But wait, what's this final detail I read about the lateral frontal pole? Humans have two of them! One above and behind each eyebrow! But why would we need two consciences? Unless (my hands are shaking just writing this) they're the Good Conscience and the Bad Conscience, the angel and devil traditionally thought to reside on human shoulders, to tell us either a) it's absolutely fine to steal that money/pinch that bottom/kick that beggar; or b) it's absolutely wrong even to think about any of them.
Science has suddenly become exciting. By next week they'll probably have discovered the exact whereabouts of the soul. Can you imagine the look on Richard Dawkins's face if they did?

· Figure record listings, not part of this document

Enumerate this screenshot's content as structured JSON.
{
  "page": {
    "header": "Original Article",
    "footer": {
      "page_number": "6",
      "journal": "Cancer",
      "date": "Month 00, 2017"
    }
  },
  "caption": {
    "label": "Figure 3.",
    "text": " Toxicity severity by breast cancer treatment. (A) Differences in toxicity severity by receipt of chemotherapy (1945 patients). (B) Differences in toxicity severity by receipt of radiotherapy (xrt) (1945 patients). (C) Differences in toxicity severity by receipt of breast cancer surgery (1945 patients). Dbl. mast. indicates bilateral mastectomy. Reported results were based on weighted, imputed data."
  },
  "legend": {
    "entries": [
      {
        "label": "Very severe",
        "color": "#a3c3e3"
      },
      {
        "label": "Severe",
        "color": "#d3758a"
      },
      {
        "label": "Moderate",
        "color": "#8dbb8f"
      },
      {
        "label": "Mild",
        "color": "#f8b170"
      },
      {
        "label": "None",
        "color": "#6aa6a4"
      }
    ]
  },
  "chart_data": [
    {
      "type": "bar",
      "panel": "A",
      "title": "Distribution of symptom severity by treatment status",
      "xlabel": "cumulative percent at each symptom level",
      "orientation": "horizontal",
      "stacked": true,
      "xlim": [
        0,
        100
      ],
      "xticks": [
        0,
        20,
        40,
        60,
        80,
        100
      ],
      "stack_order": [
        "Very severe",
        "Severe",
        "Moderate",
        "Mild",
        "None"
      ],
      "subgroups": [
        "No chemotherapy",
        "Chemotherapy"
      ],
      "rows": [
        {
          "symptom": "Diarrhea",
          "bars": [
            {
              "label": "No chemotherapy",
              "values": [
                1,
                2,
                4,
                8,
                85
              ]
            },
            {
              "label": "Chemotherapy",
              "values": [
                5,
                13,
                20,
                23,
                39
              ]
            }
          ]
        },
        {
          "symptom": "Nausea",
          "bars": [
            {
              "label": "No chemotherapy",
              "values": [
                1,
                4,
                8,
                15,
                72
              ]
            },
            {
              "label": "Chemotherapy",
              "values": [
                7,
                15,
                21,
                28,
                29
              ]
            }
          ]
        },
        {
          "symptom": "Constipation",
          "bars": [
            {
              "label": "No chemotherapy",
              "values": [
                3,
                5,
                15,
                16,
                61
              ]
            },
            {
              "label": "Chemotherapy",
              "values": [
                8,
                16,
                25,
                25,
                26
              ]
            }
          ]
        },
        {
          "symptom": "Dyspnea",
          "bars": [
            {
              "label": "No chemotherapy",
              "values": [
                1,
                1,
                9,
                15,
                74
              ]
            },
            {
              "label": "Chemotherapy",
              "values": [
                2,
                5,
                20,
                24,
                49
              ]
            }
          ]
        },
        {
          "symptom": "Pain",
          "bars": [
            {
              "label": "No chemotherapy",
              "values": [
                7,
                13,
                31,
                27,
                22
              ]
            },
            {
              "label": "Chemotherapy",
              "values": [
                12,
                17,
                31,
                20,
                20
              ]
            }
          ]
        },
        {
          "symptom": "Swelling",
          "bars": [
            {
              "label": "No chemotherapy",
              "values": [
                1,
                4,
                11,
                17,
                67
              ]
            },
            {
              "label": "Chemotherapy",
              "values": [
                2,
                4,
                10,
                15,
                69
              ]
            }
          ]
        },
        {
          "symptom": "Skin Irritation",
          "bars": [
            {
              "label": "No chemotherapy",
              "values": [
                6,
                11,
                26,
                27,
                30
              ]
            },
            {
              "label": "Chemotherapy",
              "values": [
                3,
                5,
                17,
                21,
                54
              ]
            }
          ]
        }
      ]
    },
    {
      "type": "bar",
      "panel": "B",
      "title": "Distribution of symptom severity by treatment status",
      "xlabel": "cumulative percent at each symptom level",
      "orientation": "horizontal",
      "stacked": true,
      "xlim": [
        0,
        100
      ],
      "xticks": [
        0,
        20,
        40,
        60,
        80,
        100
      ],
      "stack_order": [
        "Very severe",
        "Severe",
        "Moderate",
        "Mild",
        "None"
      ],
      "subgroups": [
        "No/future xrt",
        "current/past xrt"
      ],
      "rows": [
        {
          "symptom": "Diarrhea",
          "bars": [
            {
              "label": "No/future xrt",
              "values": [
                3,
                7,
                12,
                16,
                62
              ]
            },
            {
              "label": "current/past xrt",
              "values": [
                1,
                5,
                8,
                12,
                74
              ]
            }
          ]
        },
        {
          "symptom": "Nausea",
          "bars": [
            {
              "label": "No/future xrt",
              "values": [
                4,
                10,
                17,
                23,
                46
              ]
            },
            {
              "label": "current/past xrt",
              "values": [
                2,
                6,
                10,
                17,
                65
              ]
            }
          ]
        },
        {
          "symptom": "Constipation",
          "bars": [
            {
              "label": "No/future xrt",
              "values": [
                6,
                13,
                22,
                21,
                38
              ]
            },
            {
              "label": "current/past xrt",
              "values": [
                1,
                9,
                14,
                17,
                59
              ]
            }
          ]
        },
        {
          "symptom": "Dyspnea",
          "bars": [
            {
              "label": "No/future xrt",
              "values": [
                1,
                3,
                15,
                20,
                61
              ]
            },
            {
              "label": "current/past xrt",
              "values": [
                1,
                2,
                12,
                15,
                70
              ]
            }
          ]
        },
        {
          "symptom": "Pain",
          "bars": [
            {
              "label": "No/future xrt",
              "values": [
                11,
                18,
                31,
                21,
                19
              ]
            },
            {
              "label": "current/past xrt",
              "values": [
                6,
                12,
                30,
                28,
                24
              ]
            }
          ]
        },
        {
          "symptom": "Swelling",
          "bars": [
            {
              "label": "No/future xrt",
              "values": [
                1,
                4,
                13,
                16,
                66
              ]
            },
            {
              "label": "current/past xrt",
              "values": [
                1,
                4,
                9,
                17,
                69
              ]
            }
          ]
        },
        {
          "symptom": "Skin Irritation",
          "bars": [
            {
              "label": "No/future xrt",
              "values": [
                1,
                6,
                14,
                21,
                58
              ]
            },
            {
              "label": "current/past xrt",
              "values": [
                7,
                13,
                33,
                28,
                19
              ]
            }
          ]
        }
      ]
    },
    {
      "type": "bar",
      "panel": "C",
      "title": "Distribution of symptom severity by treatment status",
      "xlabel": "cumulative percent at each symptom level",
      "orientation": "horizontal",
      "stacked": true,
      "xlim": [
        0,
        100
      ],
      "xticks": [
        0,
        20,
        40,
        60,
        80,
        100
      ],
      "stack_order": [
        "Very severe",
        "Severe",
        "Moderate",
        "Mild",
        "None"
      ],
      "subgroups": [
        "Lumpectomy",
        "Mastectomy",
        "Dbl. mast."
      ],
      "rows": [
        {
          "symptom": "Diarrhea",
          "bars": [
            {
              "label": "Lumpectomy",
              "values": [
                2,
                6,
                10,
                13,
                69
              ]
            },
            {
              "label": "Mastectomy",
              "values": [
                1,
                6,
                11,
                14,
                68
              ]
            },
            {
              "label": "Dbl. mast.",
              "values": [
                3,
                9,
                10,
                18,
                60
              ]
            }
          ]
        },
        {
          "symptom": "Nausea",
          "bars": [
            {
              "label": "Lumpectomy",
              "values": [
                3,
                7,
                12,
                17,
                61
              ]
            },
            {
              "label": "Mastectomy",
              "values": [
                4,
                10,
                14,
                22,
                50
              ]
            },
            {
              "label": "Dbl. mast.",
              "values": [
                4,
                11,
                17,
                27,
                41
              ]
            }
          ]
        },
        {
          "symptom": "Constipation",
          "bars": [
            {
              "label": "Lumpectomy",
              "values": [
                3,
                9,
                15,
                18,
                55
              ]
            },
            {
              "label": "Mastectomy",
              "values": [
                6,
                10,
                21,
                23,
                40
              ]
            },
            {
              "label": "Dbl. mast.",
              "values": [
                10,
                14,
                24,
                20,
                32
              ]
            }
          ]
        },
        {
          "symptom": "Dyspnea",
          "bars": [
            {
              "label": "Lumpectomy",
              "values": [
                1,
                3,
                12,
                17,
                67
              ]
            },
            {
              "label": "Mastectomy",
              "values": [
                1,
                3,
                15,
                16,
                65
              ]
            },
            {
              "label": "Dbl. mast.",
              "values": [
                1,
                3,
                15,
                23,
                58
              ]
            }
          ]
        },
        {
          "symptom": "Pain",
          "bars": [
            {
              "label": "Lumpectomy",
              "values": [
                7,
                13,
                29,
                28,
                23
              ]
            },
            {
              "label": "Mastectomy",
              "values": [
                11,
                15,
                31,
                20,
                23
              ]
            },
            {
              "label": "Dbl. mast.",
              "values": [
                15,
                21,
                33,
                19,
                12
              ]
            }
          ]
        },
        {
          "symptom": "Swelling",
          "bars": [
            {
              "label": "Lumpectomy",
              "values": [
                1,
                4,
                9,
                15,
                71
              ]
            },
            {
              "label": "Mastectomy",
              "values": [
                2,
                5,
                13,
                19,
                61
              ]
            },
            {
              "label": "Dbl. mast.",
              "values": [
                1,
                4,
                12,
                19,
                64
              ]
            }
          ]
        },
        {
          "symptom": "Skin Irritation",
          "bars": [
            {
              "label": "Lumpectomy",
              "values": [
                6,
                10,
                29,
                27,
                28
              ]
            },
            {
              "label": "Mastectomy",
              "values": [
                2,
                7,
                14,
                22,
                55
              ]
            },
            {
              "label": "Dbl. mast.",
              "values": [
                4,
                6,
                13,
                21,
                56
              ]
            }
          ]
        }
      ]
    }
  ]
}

Beware talk of Eugene Onegin
Speaking of angry poets, did you read about the row between two friends in the Sverdlovsk district of Russia last week? A former schoolteacher, aged 53, visited his pal, 67, in the town of Irbit. They had a few drinks and discussed whether poetry or prose is the more important form in literature. Things, naturally, got heated. Is Pushkin more significant than Gogol? Things were said that should have remained unsaid. Eventually the schoolteacher whipped out a knife, stabbed his friend to death and fled. He was later captured and faces 15 years in the gulag.
What's weird is that, only last September, two men in a south Russian bar had a barney about the philosopher Immanuel Kant. They started trading blows over his categorical imperative, then one man pulled a gun and shot the other, though not fatally. Jeez, these Russians. I hope that, amid the delicate talks on the future of Ukraine, neither Mr Klitschko nor the President starts quoting from Eugene Onegin, or it'll be fire extinguishers all over the civic chamber.